# Weaning - Need advice



## HowieH (Jul 3, 2005)

My son found Tui back on May 9th and from pictures I have found on the web, I figure that she was about 5 days old. I have been hand feeding Tui since that time with Kaytee Exact Hand Feeding Formula. 

She pecks at seeds and picks them up in her mouth but then spits them out. She just doesn't seem to want to swallow them. I have tried cutting back on the quantity of formula that I feed her but she still does not appear to eat the seeds. 

Other than the feeding problem, she seems to be doing ok. She looks to take a bath a few times a week in a bird bath that I have in the yard. She drinks water on her own and flys for short distances to various objects in the yard. 

She looks to stay close to my wife and myself and shows no interest in joining the pigeons, doves and other birds the visit the feeders in my yard.


----------



## Pigeonpal2002 (Jul 27, 2002)

Hi Howie, 

Have you been feeding Tui formula only all this time? If so, perhaps you can start to hand feed her some seeds one at a time. This might get her used to the feeling of the seeds in her mouth and the taste. 

Also try various types of seeds with her, small, large spreading them down on the floor in front of her and make sure she's hungry. Peck at the seeds with your finger or a pen over and over to stimulate the pecking instinct. 

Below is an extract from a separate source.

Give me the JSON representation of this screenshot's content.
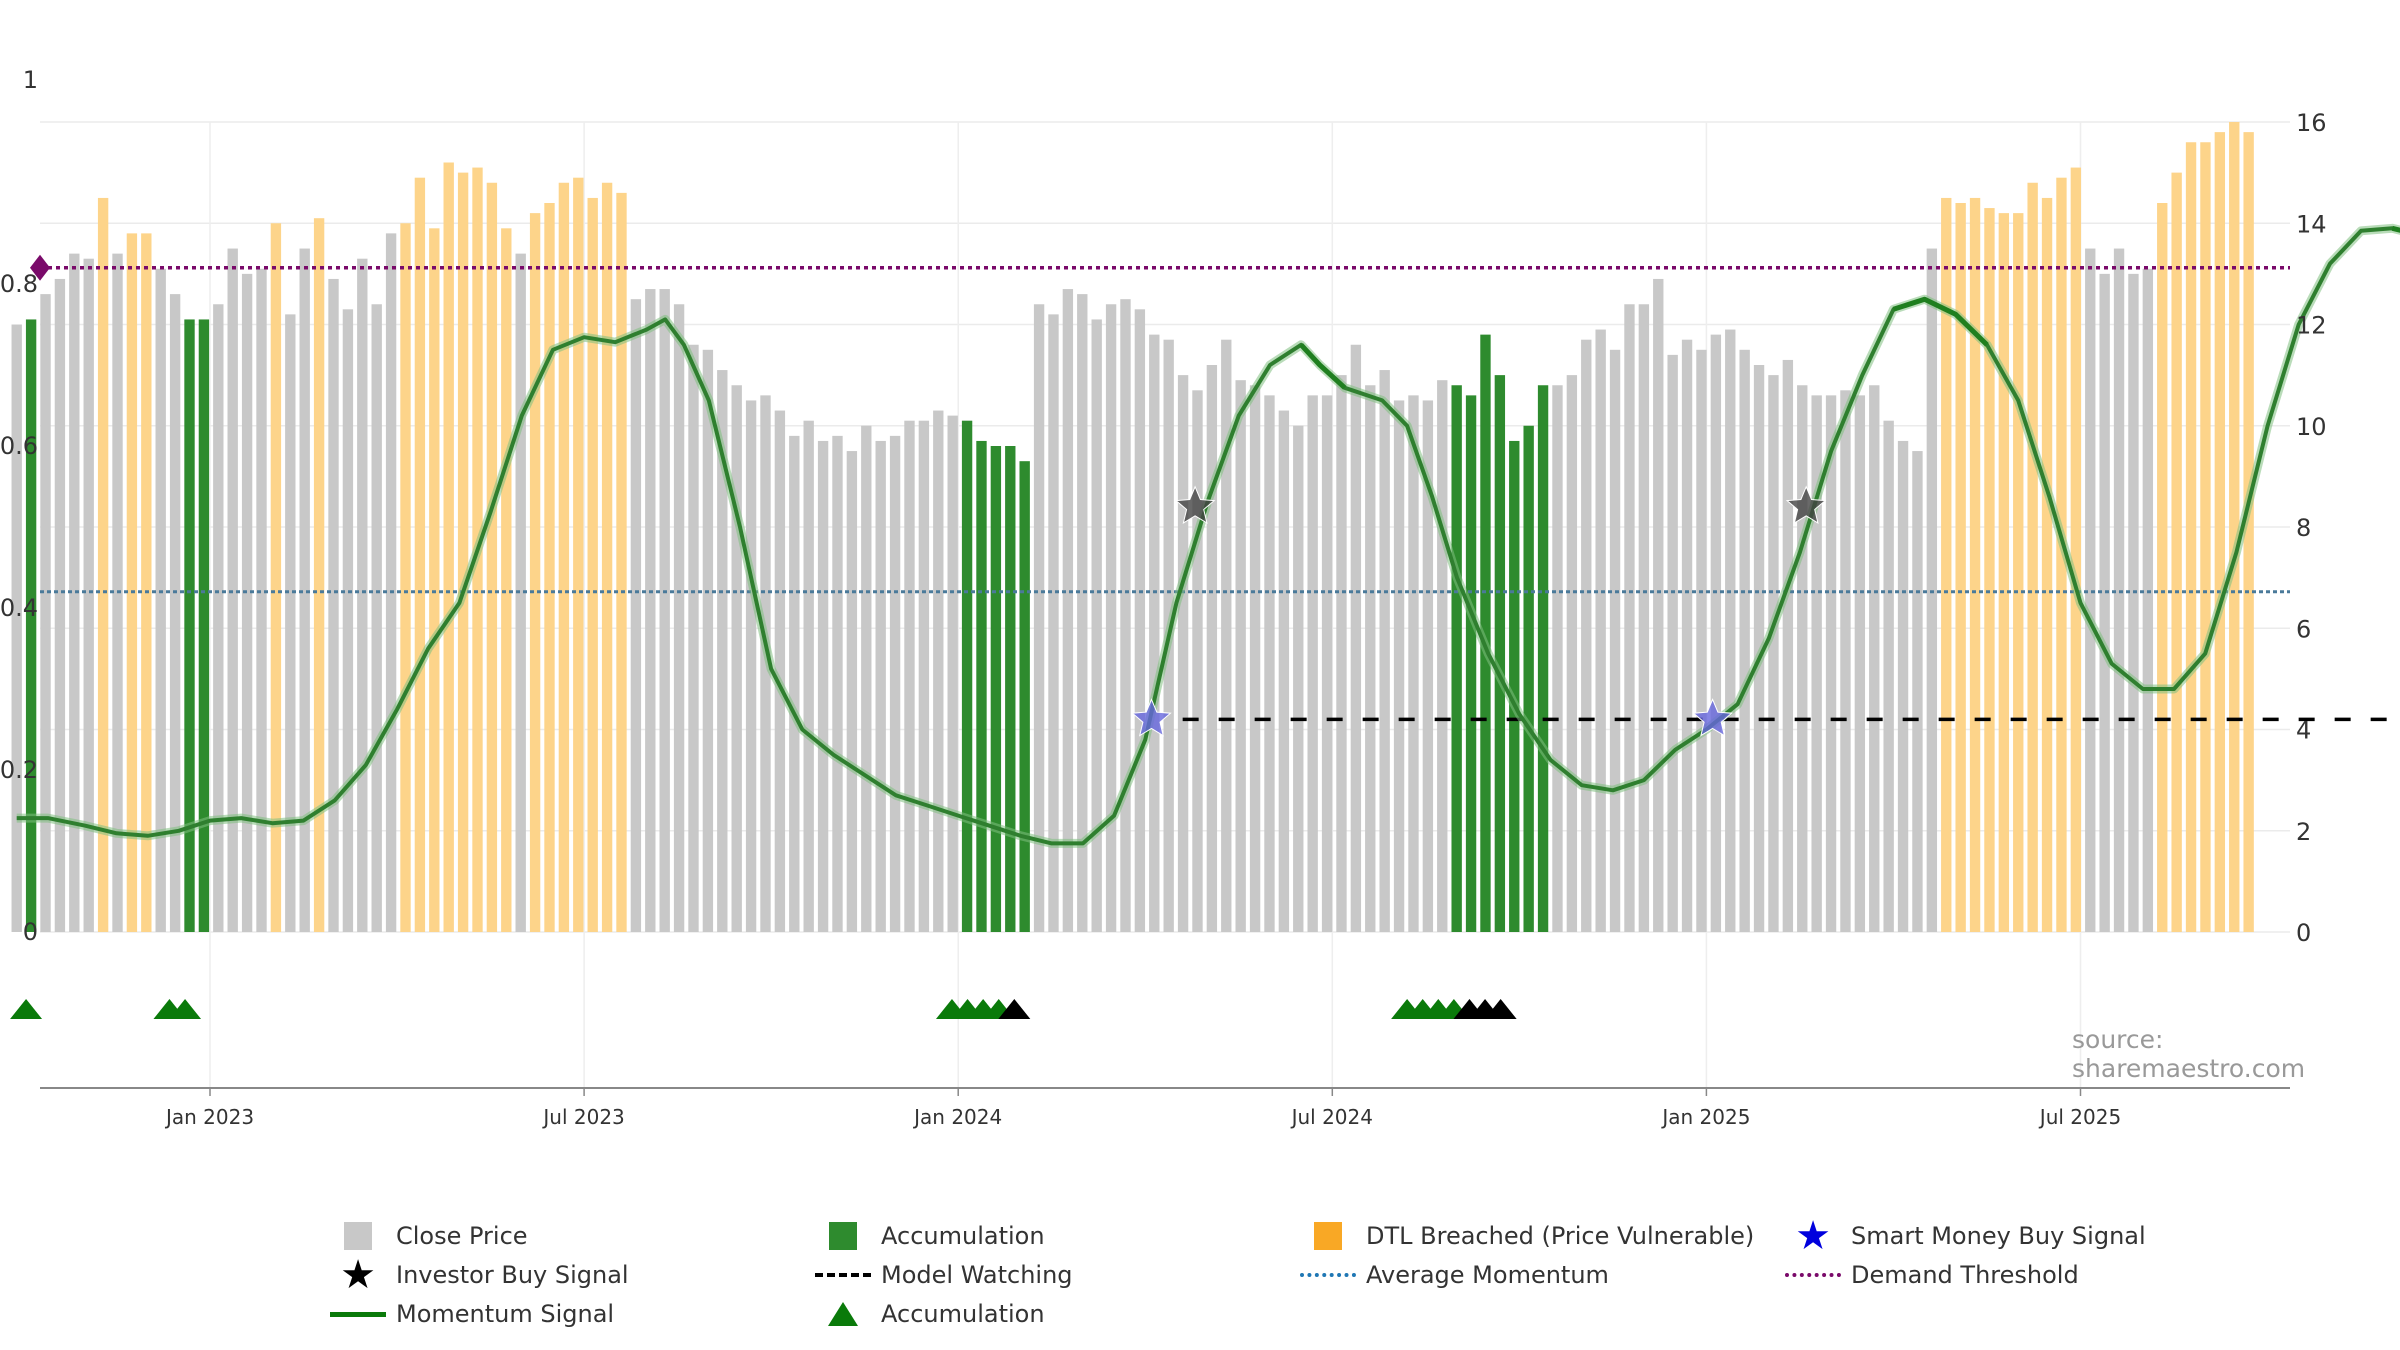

Hand reared pigeons can at times be reluctant to learn to eat on their own but it is possible. Two pigeons that I have that were hand reared took over two months to learn so persistance and patience are definitely required. Make it a routine with Tui at the same time each day and a few times a day until she hopefully gets it


----------



## HowieH (Jul 3, 2005)

Thanks for the reply Brad. The strangest thing just happened. As I was making a batch of the formula, my wife tried your suggestion of feeding a seed at a time, she had to force the seeds into Tui's mouth and she did swallow a few. After the formular feeding, we put Tui into her cage and she started eating the seeds out of the seed cup. Tomorrow I'll try cutting back to just one feeding of the formula and try to monitor her seed intake. Thanks again.

Howie


----------



## Pigeonpal2002 (Jul 27, 2002)

Hi Howie, 

Isn't that something! Good stuff...just keep working with her and she should get the hang of it soon


----------